Langsam senkte er sein Schwert. Eine Spur frischen roten Blutes rann durch die Kerbe in der Mitte der Schneide, um dann in dicken Tropfen von der Spitze zu fallen, nach kurzem Flug im Staub versickernd. Der Blick des Mannes folgte den Blutstropfen, seine Brust hob und senkte sich schwer von der Anstrengung des Kampfes. Müde fast hob er den Kopf, seine grauen Augen glitten über die Umgebung hinweg, ohne sie jedoch wirklich bewusst wahrzunehmen. Erst als ein weiterer Mann an seine Seite trat, klärte sich sein Blick und er wandte sein Gesicht dem Ankommenden zu.

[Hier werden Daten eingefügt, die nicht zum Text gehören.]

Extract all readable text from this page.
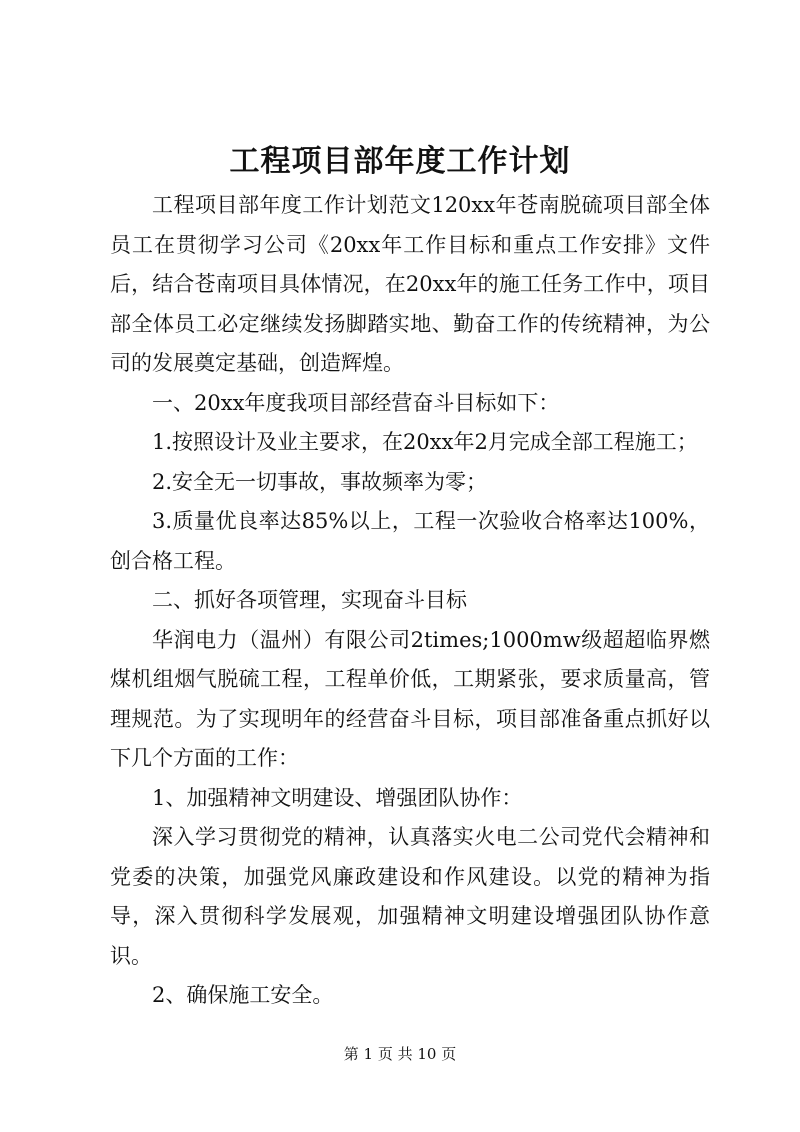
工程项目部年度工作计划

工程项目部年度工作计划范文120xx年苍南脱硫项目部全体员工在贯彻学习公司《20xx年工作目标和重点工作安排》文件后，结合苍南项目具体情况，在20xx年的施工任务工作中，项目部全体员工必定继续发扬脚踏实地、勤奋工作的传统精神，为公司的发展奠定基础，创造辉煌。

一、20xx年度我项目部经营奋斗目标如下：

1.按照设计及业主要求，在20xx年2月完成全部工程施工；

2.安全无一切事故，事故频率为零；

3.质量优良率达85%以上，工程一次验收合格率达100%，创合格工程。

二、抓好各项管理，实现奋斗目标

华润电力（温州）有限公司2times;1000mw级超超临界燃煤机组烟气脱硫工程，工程单价低，工期紧张，要求质量高，管理规范。为了实现明年的经营奋斗目标，项目部准备重点抓好以下几个方面的工作：

1、加强精神文明建设、增强团队协作：

深入学习贯彻党的精神，认真落实火电二公司党代会精神和党委的决策，加强党风廉政建设和作风建设。以党的精神为指导，深入贯彻科学发展观，加强精神文明建设增强团队协作意识。

2、确保施工安全。

第 1 页 共 10 页
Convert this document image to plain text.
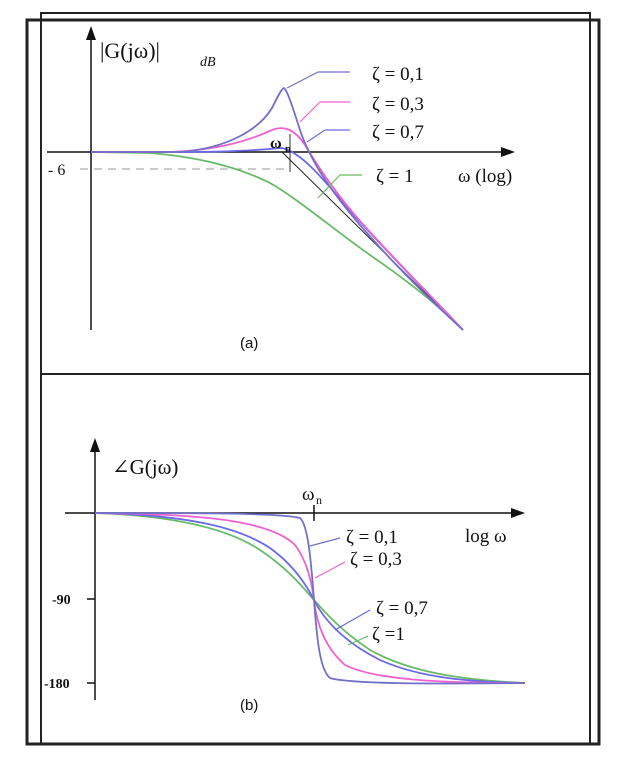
- 6
|G(jω)|	dB
ω (log)
ω n
ζ = 0,1
ζ = 0,3
ζ = 0,7
ζ = 1
(a)
-90
-180
∠G(jω)
log ω
ω n
ζ = 0,1
ζ = 0,3
ζ = 0,7
ζ =1
(b)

„Faramir…war es das, was ich wollte? Soviel Blut ist geflossen, war es das wert?"

Der Fürst von Ithilien neigte den Kopf. Auch er ließ seine Augen über den Platz schweifen, auf dem der Kampf bis eben noch getobt hatte. Ruhig legte er seine Hand auf die Schulter des Königs. „Diese Frage muss dir dein Herz beantworten, Aragorn. Wir haben den Dörflern eine Möglichkeit geboten sich selbst zu verteidigen. Wir haben allerdings außer Acht gelassen, dass die Uruks sich wieder mit den Haradrim verbünden könnten. Du hattest keine andere Wahl als einzugreifen. So sehe ich das zumindest. Hier war Hilfe vonnöten und die haben wir geleistet."

Ein tiefer Seufzer entrang sich Aragorns Brust, doch dann nickte er langsam. „Ja, vielleicht sollte es so sein. Wir haben die Haradrim geschlagen, bis auf jene Handvoll dort. Die Uruk-hai sind geflohen…"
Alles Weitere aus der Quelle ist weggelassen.